Generating codes, my guess is more a 'memory' problem, hence, even small models e.g. 9B could 'generate codes' as long as they 'know it' (it is more a matter of recall). But for things like refactoring codes and that e.g. there is a bug, and say you want the model to attempt to fix it, I think it takes bigger models to have the capacity.
ag789@reddit
I think 27B are 'dense' models (i.e. fully connected) instead of those like 35B A4B (mixture of experts) , the 27B model got me just under 1 token / sec with AVX2 on all 4 cores max temperature.
for the 27B model, my guess is that it may help if you can run it on your gpu. 'dense' models are very compute intensive, I guessed they are either O(n\^2), O(n\^3) (matrix multiplication / blas) or higher.
bew 27B \^ 3 \~ 1.9683e31 operations, that is 19,683,000,000,000,000,000,000,000,000,000 operations.

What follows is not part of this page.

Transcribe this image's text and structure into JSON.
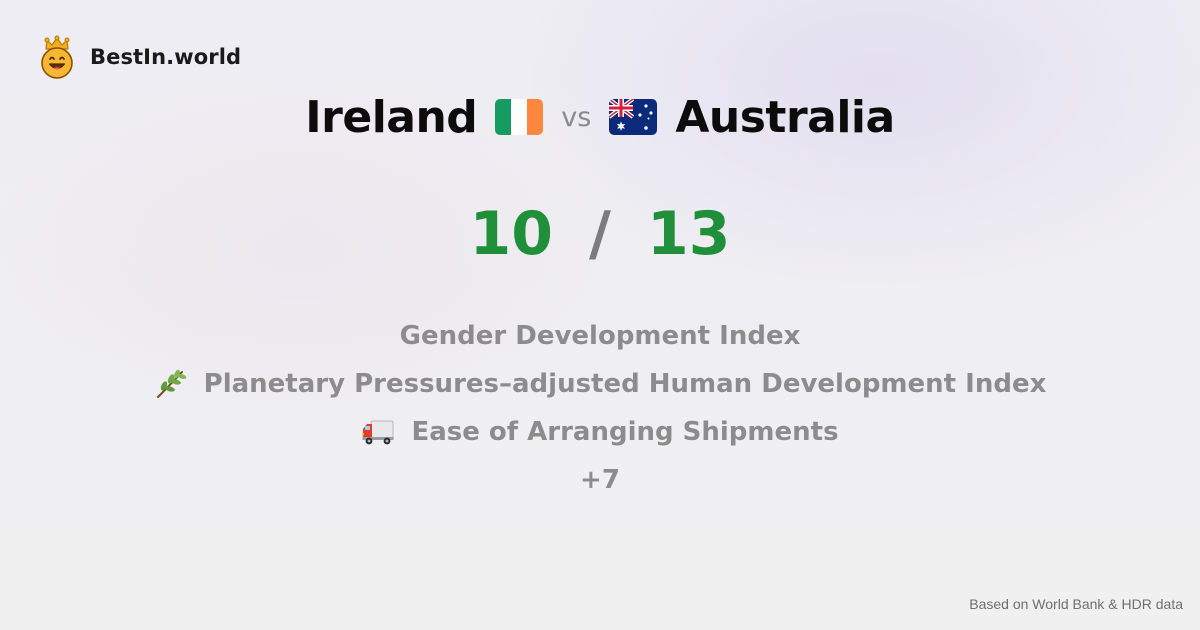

to use the 27B model, try to work it in the GPU
Potential-Gold5298@reddit
llama.cpp likes to create a copy of the weights for Q4. View the model loading log. It looks like this:
load_tensors: CPU_Mapped model buffer size = 16529.63 MiB
load_tensors: CPU_REPACK model buffer size = 11694.38 MiB
CPU_Mapped - this is the model itself (gguf-file), and CPU_REPACK is something like an unpacked copy to speed up output. If you have the same, then this is it. I didn't notice any speed gain from CPU_REPACK, but I use mostly Q5 quants, so this issue doesn't bother me.
Personal_Storage_876@reddit (OP)
Thank you so much. I'm glad I mustered the courage to come here.
jacek2023@reddit
Run llama-server and observe logs, you have memory usage listed in details
Personal_Storage_876@reddit (OP)
Understood! I will give it a try.
Healthy-Nebula-3603@reddit
That's why
Personal_Storage_876@reddit (OP)
I also want to use Q4_K_M or Q4_K_XL. As I described, if I load it with -ngl 0 after installing a dGPU, I can use the 27B Q4_K_M without swapping, with 8GB of headroom available. However, using it with a dGPU installed just because "it works well without swapping" means sacrificing 20W of power consumption. I came here because I was curious about the difference between loading Q4_K_M with -ngl 0 and simply loading it from a CPU-only llama.cpp file to see why this discrepancy occurs.
tmvr@reddit
That must be brutally slow on CPU only and even with the GPU. Try and use Qwen3.5 35B A3B and see if it does what you need, will be much faster with the DDR3 RAM you have. if you are on CPU only than try to stick to the Q_K quants, IQ is slower on the CPU afaik. Also, with llamacpp use the --fit switch when you also want to use the GPU, it will help with the 35B A3B MoE model.
Personal_Storage_876@reddit (OP)
Thank you for the information. I built it to run 24h/365d at 1 t/s.